Abstract
[Background]
ETV6-FRK is a rare kinase-related fusion gene which was identified only in acute myeloid leukemia (Hosoya N, et al. Genes Chromosomes Cancer. 2005). Herein, we firstly identified ETV6-FRK fusion gene in a patient with high-risk pediatric B cell precursor ALL (B-ALL). Because FRK is Src family tyrosine kinase, we performed functional analysis of ETV6-FRK to establish molecular targeting therapy.
[Patient]
A 11-year-old boy with B-ALL was refractory to conventional chemotherapy and received allogeneic bone marrow transplantation (allo-BMT) following two courses of blinatumomab. This patient maintains complete remission for three months after allo-BMT. Cytogenetic analysis demonstrated t(6;12)(q21;p13) as a part of complex karyotype. Targeted capture mRNA sequencing identified ETV6-FRK fusion transcript in this patient.
[Materials and methods]
ETV6-FRK fusion was validated by RT-PCR of the diagnostic leukemic sample from this patient. Full length of ETV6-FRK cDNA was cloned into retroviral vector with Tet-On system. Then, Ba/F3 cells, which are IL-3 dependent murine pro B-ALL cells, were transduced with retroviral vector to establish Ba/F3 cells expressing ETV6-FRK (Ba/F3-ETV6-FRK) under doxycycline (DOX) dependent manner.
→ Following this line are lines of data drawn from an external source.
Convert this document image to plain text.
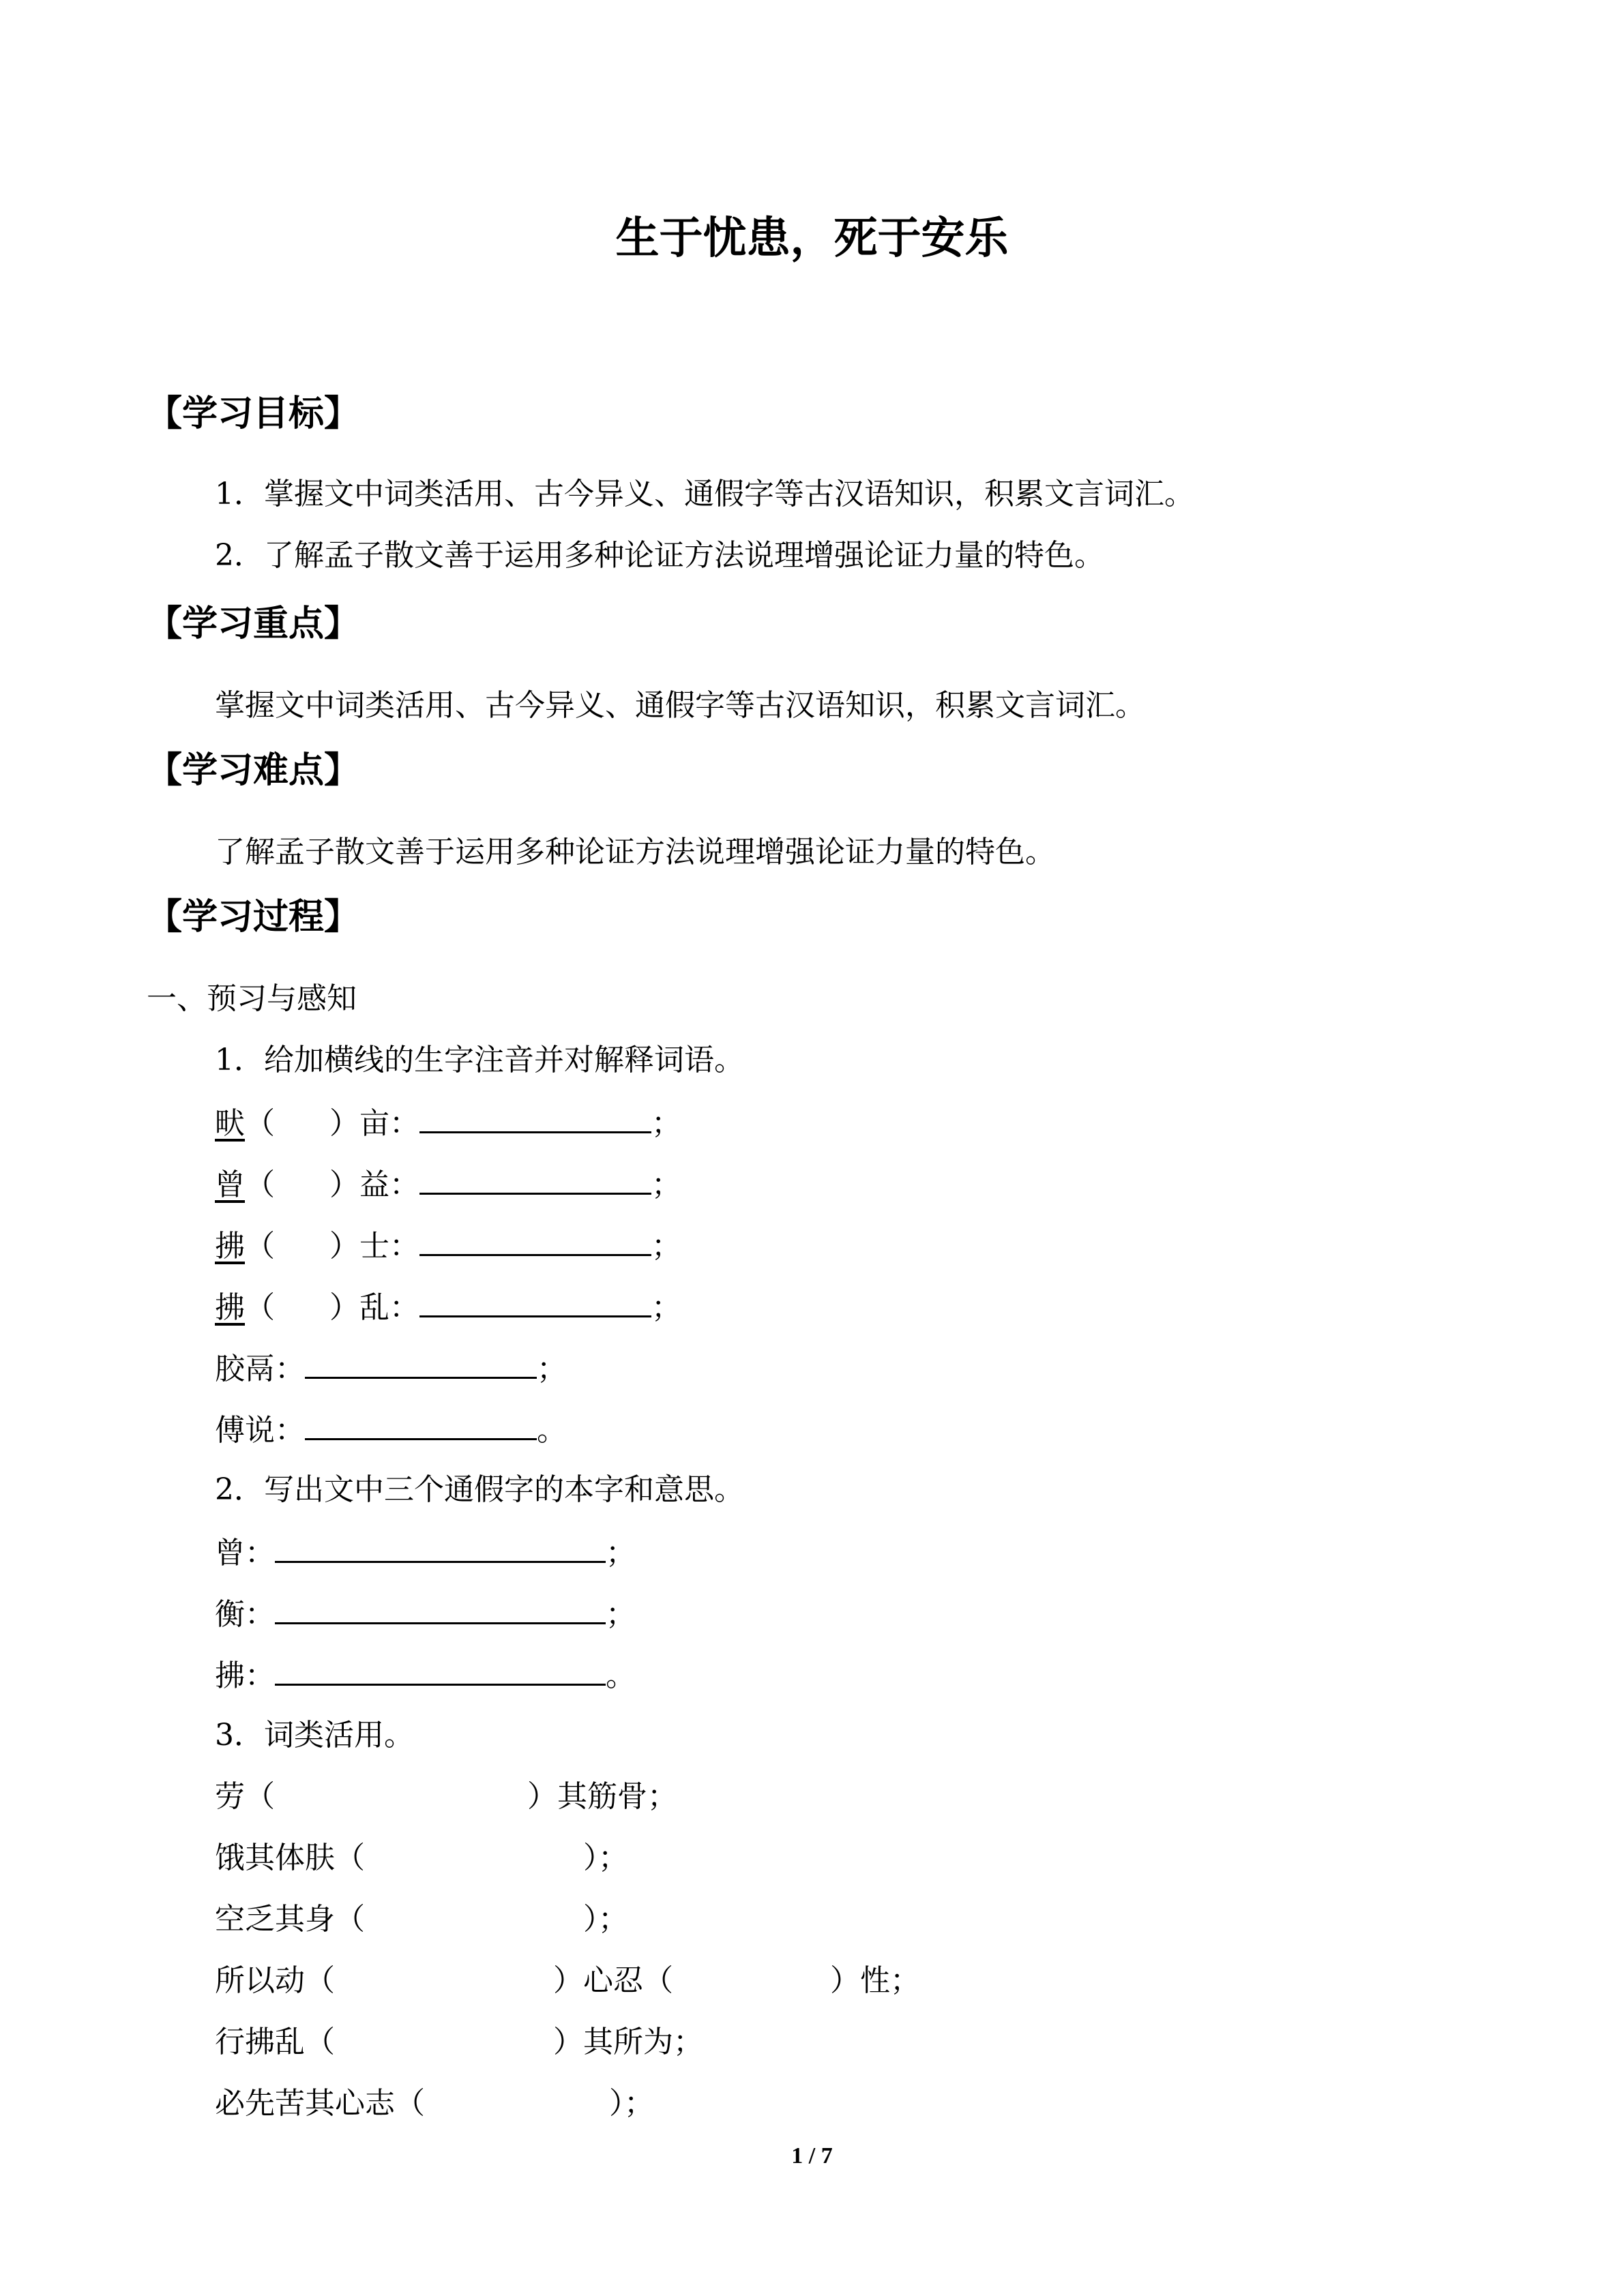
生于忧患，死于安乐
【学习目标】
1．掌握文中词类活用、古今异义、通假字等古汉语知识，积累文言词汇。
2．了解孟子散文善于运用多种论证方法说理增强论证力量的特色。
【学习重点】
掌握文中词类活用、古今异义、通假字等古汉语知识，积累文言词汇。
【学习难点】
了解孟子散文善于运用多种论证方法说理增强论证力量的特色。
【学习过程】
一、预习与感知
1．给加横线的生字注音并对解释词语。
畎（ ）亩：	；
曾（ ）益：	；
拂（ ）士：	；
拂（ ）乱：	；
胶鬲：	；
傅说：	。
2．写出文中三个通假字的本字和意思。
曾：	；
衡：	；
拂：	。
3．词类活用。
劳（	）其筋骨；
饿其体肤（	）；
空乏其身（	）；
所以动（	）心忍（	）性；
行拂乱（	）其所为；
必先苦其心志（	）；
1 / 7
Ba/F3-ETV6-FRK was analyzed whether IL-3 independent growth was achieved. To determine whether aberrant activation of FRK-STAT pathway as the downstream effects of ETV6-FRK, activation of FRK-STAT pathway was evaluated by western blot. Finally, in cytotoxic assay, proliferation of Ba/F3-ETV6-FRK was assessed under the media with various concentrations of dasatinib, a tyrosine kinase inhibitor.
[Results and discussions]
Sequencing of RT-PCR product revealed that ETV6 exon 4 was fused in-frame to FRK exon 3, creating an ETV6-FRK fusion gene. The ETV6-FRK fusion gene produced a chimeric protein consisting of the entire pointed (PNT) oligomerization domain of ETV6 and the kinase domain of FRK (Fig 1). The expression of ETV6-FRK in Ba/F3 cells under DOX dependent manner was confirmed by western blot. Ba/F3-ETV6-FRK proliferated without IL-3 in contrast to Ba/F3 cells not expressing ETV6-FRK (p<0.01), suggesting ETV6-FRK had proliferation activity. Western blot analysis revealed constitutive phosphorylation of tyrosine residues of ETV6-FRK and STAT5/STAT3/STAT1, suggesting constitutive activation of FRK-STATs pathway was associated with IL-3 independent proliferation activity of ETV6-FRK. Considering that dasatinib, which is Src-kinase inhibitor, could block constitutive phosphorylation of ETV6-FRK, we hypothesized that dasatinib might block the IL-3 independent proliferation of Ba/F3-ETV6-FRK. In vitro killing assay showed that dasatinib suppressed efficiently the proliferation of Ba/F3-ETV6-FRK with 50% inhibitory concentration (IC50) 1.64 ± 0.02 nM, although dasatinib didn't show any effect on Ba/F3 cells not expressing ETV6-FRK (Fig. 2). Annexin V assay determined that 35.8 ± 6.9 % of Ba/F3-ETV6-FRK with dasatinib (10nM, 48hrs) were apoptotic than Ba/F3 cells not expressing ETV6-FRK (Fig. 3, p<0.01). These findings suggested that dasatinib abolished the proliferation activity of ETV6-FRK selectively.
[Conclusion]
We identified the first patient of pediatric high-risk B-ALL harboring ETV6-FRK fusion by targeted capture mRNA sequencing, who was refractory to the conventional chemotherapy. We also provide the first evidence that dasatinib could abrogate proliferation activity of ETV6-FRK in vitro, suggesting that dasatinib might be effective for the patient with B-ALL carrying a ETV6-FRK fusion.
No relevant conflicts of interest to declare.